Jalapeño Popper Cheesy Chicken Enchiladas with Creamy Sauce
Ingredients You’ll Need
For the Filling:
1 lb cooked shredded chicken (rotisserie or grilled works great)
½ cup cream cheese , softened
½ cup shredded cheddar cheese
4–6 jalapeños , diced (seeds removed for less heat)
4 strips cooked bacon , crumbled
2 cloves garlic , minced
1 teaspoon onion powder
1 teaspoon smoked paprika
Salt and pepper to taste
For the Creamy Sauce:
½ cup sour cream
½ cup mayonnaise
¼ cup milk (whole milk recommended)
½ cup shredded cheddar cheese
1 tablespoon butter
1 teaspoon garlic powder
1 teaspoon dried dill (or 1 tbsp fresh)
Salt and pepper to taste
For Assembly:
8–10 flour tortillas (8-inch), warmed
1 cup shredded Mexican blend cheese (for topping)
Optional toppings : Chopped green onions, extra jalapeños, crushed tortilla chips, or bacon bits
Step-by-Step Instructions
Step 1: Prep the Filling
In a mixing bowl, combine the shredded chicken , cream cheese , cheddar cheese , diced jalapeños , crumbled bacon , minced garlic , onion powder , smoked paprika , salt , and pepper . Mix until everything is well combined and the chicken is evenly coated in the cheesy, spicy mixture.
Step 2: Make the Creamy Sauce
In a small saucepan over medium heat, melt the butter . Whisk in the sour cream , mayonnaise , milk , garlic powder , dill , salt , and pepper . Cook for 2–3 minutes, stirring constantly, until warm and slightly thickened. Set aside.
Step 3: Warm the Tortillas
Heat the tortillas in a microwave or skillet to make them pliable. This prevents them from cracking when rolled.
Step 4: Assemble the Enchiladas
Spread a thin layer of the creamy sauce in the bottom of a 9x13-inch baking dish.
Place a few tablespoons of the chicken filling in the center of each tortilla.
Roll up the tortillas tightly and place them seam-side down in the dish.
Pour the remaining creamy sauce over the rolled enchiladas.
Sprinkle Mexican blend cheese generously over the top.
Step 5: Bake to Perfection
Preheat your oven to 350°F (175°C) .
Cover the dish with foil and bake for 20 minutes .

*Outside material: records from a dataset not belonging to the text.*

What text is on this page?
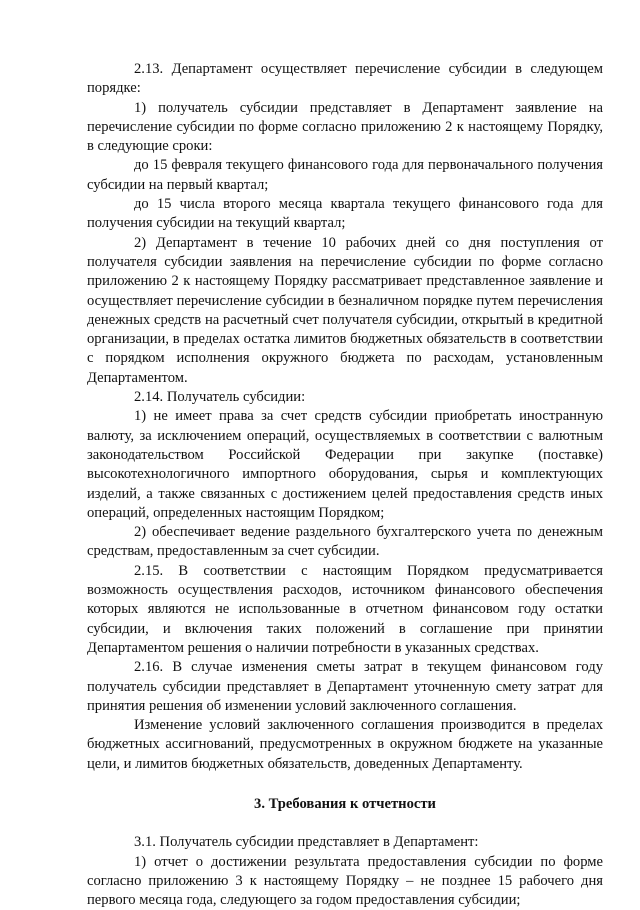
2.13. Департамент осуществляет перечисление субсидии в следующем порядке:

1) получатель субсидии представляет в Департамент заявление на перечисление субсидии по форме согласно приложению 2 к настоящему Порядку, в следующие сроки:

до 15 февраля текущего финансового года для первоначального получения субсидии на первый квартал;

до 15 числа второго месяца квартала текущего финансового года для получения субсидии на текущий квартал;

2) Департамент в течение 10 рабочих дней со дня поступления от получателя субсидии заявления на перечисление субсидии по форме согласно приложению 2 к настоящему Порядку рассматривает представленное заявление и осуществляет перечисление субсидии в безналичном порядке путем перечисления денежных средств на расчетный счет получателя субсидии, открытый в кредитной организации, в пределах остатка лимитов бюджетных обязательств в соответствии с порядком исполнения окружного бюджета по расходам, установленным Департаментом.

2.14. Получатель субсидии:

1) не имеет права за счет средств субсидии приобретать иностранную валюту, за исключением операций, осуществляемых в соответствии с валютным законодательством Российской Федерации при закупке (поставке) высокотехнологичного импортного оборудования, сырья и комплектующих изделий, а также связанных с достижением целей предоставления средств иных операций, определенных настоящим Порядком;

2) обеспечивает ведение раздельного бухгалтерского учета по денежным средствам, предоставленным за счет субсидии.

2.15. В соответствии с настоящим Порядком предусматривается возможность осуществления расходов, источником финансового обеспечения которых являются не использованные в отчетном финансовом году остатки субсидии, и включения таких положений в соглашение при принятии Департаментом решения о наличии потребности в указанных средствах.

2.16. В случае изменения сметы затрат в текущем финансовом году получатель субсидии представляет в Департамент уточненную смету затрат для принятия решения об изменении условий заключенного соглашения.

Изменение условий заключенного соглашения производится в пределах бюджетных ассигнований, предусмотренных в окружном бюджете на указанные цели, и лимитов бюджетных обязательств, доведенных Департаменту.

3. Требования к отчетности

3.1. Получатель субсидии представляет в Департамент:

1) отчет о достижении результата предоставления субсидии по форме согласно приложению 3 к настоящему Порядку – не позднее 15 рабочего дня первого месяца года, следующего за годом предоставления субсидии;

Remove the foil and bake for an additional 10–15 minutes until the cheese is bubbly and golden.
Let rest for 5 minutes before serving.
Step 6: Garnish and Serve
Top with crushed tortilla chips , chopped green onions , or extra crumbled bacon . Serve hot with a side of guacamole, salsa, or a simple garden salad.